His chapters are brief and bullet-pointy — “Practical Tools to Build Power” etc — and his insights may be counter-intuitive to those squeamish about words such as “POWER”. For Bolton, power is best understood as the means to put your values into practice. “Failing to seek the power you need to make those values real is just idealism.” He’s adamant that change comes not from cuddly concepts such as empathy and altruism but from self- interest. It was in Durrant’s self-interest to be paid more, just as it was in Sir John’s self-interest not to look like a callous beast in front of his shareholders.

Bolton is careful to remain non-partisan. You can see the affinities with Momentum’s vision of Labour as a grassroots movement (or, indeed, Oscar Wilde’s plaint that the problem with socialism is that it takes up too many evenings).

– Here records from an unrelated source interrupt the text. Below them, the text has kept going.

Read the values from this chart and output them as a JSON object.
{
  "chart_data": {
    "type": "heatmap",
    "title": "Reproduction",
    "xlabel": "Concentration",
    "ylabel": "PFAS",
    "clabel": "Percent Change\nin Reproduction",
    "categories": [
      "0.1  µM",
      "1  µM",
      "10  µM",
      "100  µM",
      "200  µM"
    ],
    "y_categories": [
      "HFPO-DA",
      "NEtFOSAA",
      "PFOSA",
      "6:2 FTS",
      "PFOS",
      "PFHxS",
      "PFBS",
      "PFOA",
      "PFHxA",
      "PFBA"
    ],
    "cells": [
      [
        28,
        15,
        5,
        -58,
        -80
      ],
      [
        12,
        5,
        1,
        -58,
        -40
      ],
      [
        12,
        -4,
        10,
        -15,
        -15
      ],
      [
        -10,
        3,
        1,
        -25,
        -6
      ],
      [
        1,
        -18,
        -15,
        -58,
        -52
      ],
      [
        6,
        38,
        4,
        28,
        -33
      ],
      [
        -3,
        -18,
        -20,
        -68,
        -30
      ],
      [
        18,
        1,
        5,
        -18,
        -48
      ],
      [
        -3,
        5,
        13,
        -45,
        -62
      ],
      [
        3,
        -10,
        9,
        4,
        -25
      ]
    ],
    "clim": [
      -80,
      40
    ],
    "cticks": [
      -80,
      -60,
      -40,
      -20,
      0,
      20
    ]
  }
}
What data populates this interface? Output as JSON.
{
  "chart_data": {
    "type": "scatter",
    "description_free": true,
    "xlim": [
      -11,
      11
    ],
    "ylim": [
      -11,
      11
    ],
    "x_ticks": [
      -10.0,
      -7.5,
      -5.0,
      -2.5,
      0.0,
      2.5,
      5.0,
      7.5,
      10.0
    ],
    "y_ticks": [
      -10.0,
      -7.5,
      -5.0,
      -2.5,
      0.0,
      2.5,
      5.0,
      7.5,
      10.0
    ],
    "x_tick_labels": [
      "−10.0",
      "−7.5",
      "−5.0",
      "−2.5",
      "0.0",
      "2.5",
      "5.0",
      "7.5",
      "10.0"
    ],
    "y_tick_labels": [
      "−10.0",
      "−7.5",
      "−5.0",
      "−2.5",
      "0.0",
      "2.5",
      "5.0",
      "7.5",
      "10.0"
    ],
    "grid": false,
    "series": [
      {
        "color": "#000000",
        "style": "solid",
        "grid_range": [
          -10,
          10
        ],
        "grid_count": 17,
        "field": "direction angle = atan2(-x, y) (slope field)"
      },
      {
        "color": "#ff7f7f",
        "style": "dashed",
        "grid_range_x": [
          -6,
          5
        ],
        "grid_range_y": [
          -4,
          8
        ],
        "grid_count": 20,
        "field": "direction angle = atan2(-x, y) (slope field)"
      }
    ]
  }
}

He is concerned, however, that Labour activism is focused on winning elections for the party as opposed to winning campaigns for local people.

There are also echoes of David Cameron’s Big Society, only here it’s Big Society as a thought-through concept. Bolton describes an estate visit in 2010, in which he failed to convince Cameron that the purpose of community organising was to let people hold the state and market to account. And yet his iron rule of activism is consistent with conservative philosophy: “Never do for people what they can do for themselves.”

How to Resist lacks a certain elegance and even, you might argue, ambition. Bolton’s sights are on compromise at a time when purity is in fashion; incremental change at a time when progressives are daring to dream of paradigm shifts. But his pragmatism is welcome precisely for this reason. Democracy is too important to leave to other people.